I’m not doing National Novel Writing Month this year, but when a fellow WriMo (hi Leo!) challenged me to race him to write 10,000 words over the weekend, I couldn’t resist. He’d work on his novel; I’d draft a short story I’ve been marinating.
Surely anyone who’s interested already knows about this annual novel-writing frenzy that includes 99,000+ writers in its ninth year this year. But as I wandered around the site yesterday, I peeked into its Young Writers Program (an off-shoot that supports independent writers age 12 and younger, and in-school writing programs in grades K-12) and noticed a couple things to mention here. One is the archive of writing prompts in the Writers Block (if you’re not up for fun, just the merest flip of a brain cell can turn silliness deliciously serious).
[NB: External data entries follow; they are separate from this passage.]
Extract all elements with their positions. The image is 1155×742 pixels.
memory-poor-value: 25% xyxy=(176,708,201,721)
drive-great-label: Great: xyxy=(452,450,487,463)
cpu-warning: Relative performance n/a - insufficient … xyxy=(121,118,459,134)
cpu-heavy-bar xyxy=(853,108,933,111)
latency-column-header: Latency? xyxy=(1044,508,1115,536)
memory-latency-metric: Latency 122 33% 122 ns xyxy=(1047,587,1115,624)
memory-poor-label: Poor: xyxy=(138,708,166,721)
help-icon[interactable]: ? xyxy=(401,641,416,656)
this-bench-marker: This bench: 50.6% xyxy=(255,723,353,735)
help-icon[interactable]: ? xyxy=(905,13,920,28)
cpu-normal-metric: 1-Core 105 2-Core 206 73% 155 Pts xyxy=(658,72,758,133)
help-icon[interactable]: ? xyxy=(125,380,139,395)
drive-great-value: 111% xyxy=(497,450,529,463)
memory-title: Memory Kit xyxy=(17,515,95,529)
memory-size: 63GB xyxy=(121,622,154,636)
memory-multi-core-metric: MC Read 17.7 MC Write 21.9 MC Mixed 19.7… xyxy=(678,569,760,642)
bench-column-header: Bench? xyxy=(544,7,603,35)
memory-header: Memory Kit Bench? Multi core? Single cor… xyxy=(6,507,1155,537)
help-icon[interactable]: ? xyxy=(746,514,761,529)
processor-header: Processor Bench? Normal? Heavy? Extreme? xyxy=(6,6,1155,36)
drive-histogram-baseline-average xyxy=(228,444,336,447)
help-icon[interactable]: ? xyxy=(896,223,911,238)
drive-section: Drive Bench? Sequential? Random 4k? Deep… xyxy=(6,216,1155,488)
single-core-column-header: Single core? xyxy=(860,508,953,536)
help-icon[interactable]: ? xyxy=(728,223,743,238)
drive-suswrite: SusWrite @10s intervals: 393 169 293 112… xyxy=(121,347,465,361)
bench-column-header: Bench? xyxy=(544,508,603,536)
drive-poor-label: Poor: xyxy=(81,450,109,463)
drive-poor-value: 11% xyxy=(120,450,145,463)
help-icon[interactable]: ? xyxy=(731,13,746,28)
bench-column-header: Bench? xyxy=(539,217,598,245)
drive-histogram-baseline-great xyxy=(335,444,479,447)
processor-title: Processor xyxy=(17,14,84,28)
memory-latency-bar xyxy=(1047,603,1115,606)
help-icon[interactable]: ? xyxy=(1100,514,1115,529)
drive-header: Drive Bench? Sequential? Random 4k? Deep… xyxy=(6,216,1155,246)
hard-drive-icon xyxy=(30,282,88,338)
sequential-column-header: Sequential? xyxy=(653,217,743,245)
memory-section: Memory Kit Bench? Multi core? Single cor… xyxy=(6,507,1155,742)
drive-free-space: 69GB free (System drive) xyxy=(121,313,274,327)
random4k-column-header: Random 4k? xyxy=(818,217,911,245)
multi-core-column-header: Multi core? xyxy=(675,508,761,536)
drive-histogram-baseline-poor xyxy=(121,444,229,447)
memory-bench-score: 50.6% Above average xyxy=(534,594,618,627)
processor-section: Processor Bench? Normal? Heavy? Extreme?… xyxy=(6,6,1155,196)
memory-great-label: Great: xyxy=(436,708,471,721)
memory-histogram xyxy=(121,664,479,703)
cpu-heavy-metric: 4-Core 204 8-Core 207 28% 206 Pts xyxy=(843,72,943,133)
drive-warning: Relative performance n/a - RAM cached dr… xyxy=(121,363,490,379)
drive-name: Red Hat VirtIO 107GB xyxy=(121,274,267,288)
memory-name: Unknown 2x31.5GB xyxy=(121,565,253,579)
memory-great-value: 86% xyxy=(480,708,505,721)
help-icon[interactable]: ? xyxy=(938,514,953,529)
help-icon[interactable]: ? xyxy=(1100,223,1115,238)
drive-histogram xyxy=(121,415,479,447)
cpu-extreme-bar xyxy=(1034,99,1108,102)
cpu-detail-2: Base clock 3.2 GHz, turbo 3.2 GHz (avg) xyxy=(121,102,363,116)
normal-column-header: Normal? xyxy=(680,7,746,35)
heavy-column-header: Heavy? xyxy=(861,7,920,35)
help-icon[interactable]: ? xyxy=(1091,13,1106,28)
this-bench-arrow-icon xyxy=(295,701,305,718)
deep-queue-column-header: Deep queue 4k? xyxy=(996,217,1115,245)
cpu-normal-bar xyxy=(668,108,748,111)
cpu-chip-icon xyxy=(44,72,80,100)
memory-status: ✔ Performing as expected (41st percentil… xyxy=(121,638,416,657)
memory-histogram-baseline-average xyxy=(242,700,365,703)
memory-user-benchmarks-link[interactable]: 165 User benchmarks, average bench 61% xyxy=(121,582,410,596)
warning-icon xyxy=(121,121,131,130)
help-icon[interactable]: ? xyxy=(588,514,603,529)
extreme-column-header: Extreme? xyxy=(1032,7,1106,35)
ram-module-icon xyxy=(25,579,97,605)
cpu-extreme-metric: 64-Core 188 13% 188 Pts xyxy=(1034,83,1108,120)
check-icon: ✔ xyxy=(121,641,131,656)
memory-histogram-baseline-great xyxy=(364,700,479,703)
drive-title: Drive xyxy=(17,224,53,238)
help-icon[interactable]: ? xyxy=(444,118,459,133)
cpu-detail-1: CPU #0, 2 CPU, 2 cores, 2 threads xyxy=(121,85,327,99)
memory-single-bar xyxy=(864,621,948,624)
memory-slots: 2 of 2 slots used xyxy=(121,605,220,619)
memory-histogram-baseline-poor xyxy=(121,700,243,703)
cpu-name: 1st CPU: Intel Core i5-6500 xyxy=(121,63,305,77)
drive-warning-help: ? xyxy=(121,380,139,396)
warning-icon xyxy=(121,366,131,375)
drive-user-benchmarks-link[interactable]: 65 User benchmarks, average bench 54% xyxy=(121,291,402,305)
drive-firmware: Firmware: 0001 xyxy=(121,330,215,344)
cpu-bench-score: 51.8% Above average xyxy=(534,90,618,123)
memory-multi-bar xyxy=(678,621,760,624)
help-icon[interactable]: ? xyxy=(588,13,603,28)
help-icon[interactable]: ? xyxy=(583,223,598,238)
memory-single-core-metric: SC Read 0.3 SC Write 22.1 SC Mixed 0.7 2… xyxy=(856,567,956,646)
Another is the downloadable Young Novelist Workbooks, which include NaNo founder Chris Baty’s not-to-be-missed Magna Carta premise -- that what you love most and hate most while reading novels are exactly what you should include and exclude, respectively (and will be easiest/hardest for you to write), in your own novels.
In the end, a weekend of high-velocity writing reminded me to turn off the editor and create ... forward, forward, forward; to "turn the camera out" occasionally (thanks Nancy Beckett!) and be amazed at the surprises a wide angle will capture; and that I need about 100 times more plot than comes easily.